Наше знамя боевое
Разгоняет вражью тьму.
Мы влеченье половое
Даже чувствуем к нему!
Аты-баты, шли солдаты.
Кем солдаты аты-баты?
Кто осмелился опять
Нас, героев, аты-бать?
За воротами виднелось невысокое, пустяковое укрепление из мешков с песком. Над мешками и между ними торчали трубы не трубы, котлы не котлы… … Навстречу бонжурской армии грянули громы и пламя. Свистящие осколки чугуна искрошили все, что находилось на их пути — дерево, сталь, плоть.
Прямо в грудь короля ударила оторванная неведомой силой рука коннетабля де Коленваля, все еще сжимающая жезл полководца.

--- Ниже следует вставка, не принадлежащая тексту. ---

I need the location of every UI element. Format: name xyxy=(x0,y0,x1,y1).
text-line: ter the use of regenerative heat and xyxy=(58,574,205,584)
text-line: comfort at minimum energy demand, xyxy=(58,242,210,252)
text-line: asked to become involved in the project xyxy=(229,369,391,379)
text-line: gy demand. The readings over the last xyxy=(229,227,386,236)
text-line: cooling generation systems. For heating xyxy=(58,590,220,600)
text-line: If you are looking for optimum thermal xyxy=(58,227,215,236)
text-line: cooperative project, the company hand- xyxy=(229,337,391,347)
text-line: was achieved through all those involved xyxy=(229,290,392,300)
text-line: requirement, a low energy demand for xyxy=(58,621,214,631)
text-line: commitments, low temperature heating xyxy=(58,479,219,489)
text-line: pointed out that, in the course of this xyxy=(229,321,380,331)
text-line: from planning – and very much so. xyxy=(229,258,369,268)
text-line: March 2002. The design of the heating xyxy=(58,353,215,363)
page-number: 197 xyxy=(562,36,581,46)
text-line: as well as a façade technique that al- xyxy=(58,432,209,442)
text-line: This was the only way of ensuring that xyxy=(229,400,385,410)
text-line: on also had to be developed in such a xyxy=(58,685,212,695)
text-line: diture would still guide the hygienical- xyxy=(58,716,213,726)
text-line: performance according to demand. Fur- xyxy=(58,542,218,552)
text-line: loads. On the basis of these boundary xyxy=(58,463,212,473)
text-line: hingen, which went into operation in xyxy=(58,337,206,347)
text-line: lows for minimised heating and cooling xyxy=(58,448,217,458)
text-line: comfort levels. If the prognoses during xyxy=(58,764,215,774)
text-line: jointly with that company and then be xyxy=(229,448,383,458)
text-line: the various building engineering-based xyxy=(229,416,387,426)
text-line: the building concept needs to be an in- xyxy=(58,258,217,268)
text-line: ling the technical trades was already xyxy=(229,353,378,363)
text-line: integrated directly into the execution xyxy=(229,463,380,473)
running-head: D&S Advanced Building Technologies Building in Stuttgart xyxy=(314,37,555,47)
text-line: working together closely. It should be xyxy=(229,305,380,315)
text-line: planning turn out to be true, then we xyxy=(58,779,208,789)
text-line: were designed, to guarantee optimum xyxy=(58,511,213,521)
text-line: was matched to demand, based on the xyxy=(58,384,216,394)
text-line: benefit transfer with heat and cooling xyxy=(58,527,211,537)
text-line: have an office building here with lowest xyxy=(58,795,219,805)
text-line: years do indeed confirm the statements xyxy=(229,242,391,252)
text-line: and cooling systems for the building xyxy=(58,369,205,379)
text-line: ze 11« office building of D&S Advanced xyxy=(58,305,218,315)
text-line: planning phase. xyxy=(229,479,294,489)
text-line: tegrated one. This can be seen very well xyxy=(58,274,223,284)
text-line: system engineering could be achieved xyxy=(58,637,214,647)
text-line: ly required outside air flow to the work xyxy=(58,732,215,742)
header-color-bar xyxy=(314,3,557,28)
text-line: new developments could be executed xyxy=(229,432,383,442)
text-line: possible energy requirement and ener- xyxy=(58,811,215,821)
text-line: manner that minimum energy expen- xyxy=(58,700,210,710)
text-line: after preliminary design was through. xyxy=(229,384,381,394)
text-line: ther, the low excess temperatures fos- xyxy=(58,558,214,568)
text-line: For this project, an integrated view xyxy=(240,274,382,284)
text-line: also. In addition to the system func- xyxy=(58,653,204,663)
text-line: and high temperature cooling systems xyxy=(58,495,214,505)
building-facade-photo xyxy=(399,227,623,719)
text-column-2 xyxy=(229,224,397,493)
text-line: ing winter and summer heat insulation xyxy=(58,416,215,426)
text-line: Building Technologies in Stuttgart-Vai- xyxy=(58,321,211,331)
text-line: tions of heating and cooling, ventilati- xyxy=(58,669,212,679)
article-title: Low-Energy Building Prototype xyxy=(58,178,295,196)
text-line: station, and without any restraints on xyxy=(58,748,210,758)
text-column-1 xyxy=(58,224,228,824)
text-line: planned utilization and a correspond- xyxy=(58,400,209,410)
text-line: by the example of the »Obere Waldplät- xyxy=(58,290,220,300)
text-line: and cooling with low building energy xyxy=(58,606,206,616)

Рухнула и занялась пламенем дубовая таратута. Потом все повторилось. Убийственное пламя вырывалось уже не только из ворот, оно, оказывается, гнездилось и на стенах, и в бойницах башен, сокрушая фланги. Те, кто не был еще убит, утратили слух. Лучшие в Агенориде воины вопили от ужаса и не слышали своего вопля.
Победоносный поход Пистона Девятого закончился в крови и в дыму.
в которой Стремглав в одиночку берется сделать то, чего не добилась вся бонжурская армия
… С великим изумлением Стремглав понял, что еще живет на белом свете — живет, вопреки измене любимой женщины, вопреки смертоносному огню, вопреки здравому смыслу.
Он разлепил заплывшие глаза и увидел небо, на котором исчезали одна за другой последние звезды.
«Отчего же я раньше-то туда не глядел? — подумал сын шорника. — Должно быть, оттого, что гонялся за славой, а слава — она всегда впереди, не вверху…» — Какая прекрасная смерть! — услышал он чей-то гнусавый голос. — Особенно когда это смерть врага. Какие великолепные золотые шпоры на этом воине в дырявых латах!
— Они ваши, мастер-палач! — откликнулся другой голос.
— Так сними их, болван! — гневно сказал тот, кого назвали мастером-палачом.
«Откуда взялся палач? — думал Стремглав. — Неужели я в плену? Позор-то какой… И при чем здесь шпоры?» Шпоры были вот при чем.
Из распахнутых ворот Чизбурга вышли люди. Это были не воины — те остались на стенах с луками и арбалетами на случай, если среди убитых остались не совсем убитые.
Комендант Кренотен не хотел рисковать своим войском.
Вышла из Чизбурга всякая городская сволочь: калеки, сборщики налогов, осведомители, воры, шлюхи, мелкие торговцы, любимые народом певцы и танцоры, завсегдатаи кабаков и, наконец, насельники городской тюрьмы, которым по случаю победы даровали свободу.
Возглавлял это позорное войско городской палач — кто же еще?
Они бродили среди мертвых тел, по колено в кровавой грязи, собирая оружие, срезая с убитых кошельки и талисманы, радостно кричали, наткнувшись на особо ценную добычу. Криками они заодно отгоняли воронов, тоже падких на блестящие безделушки.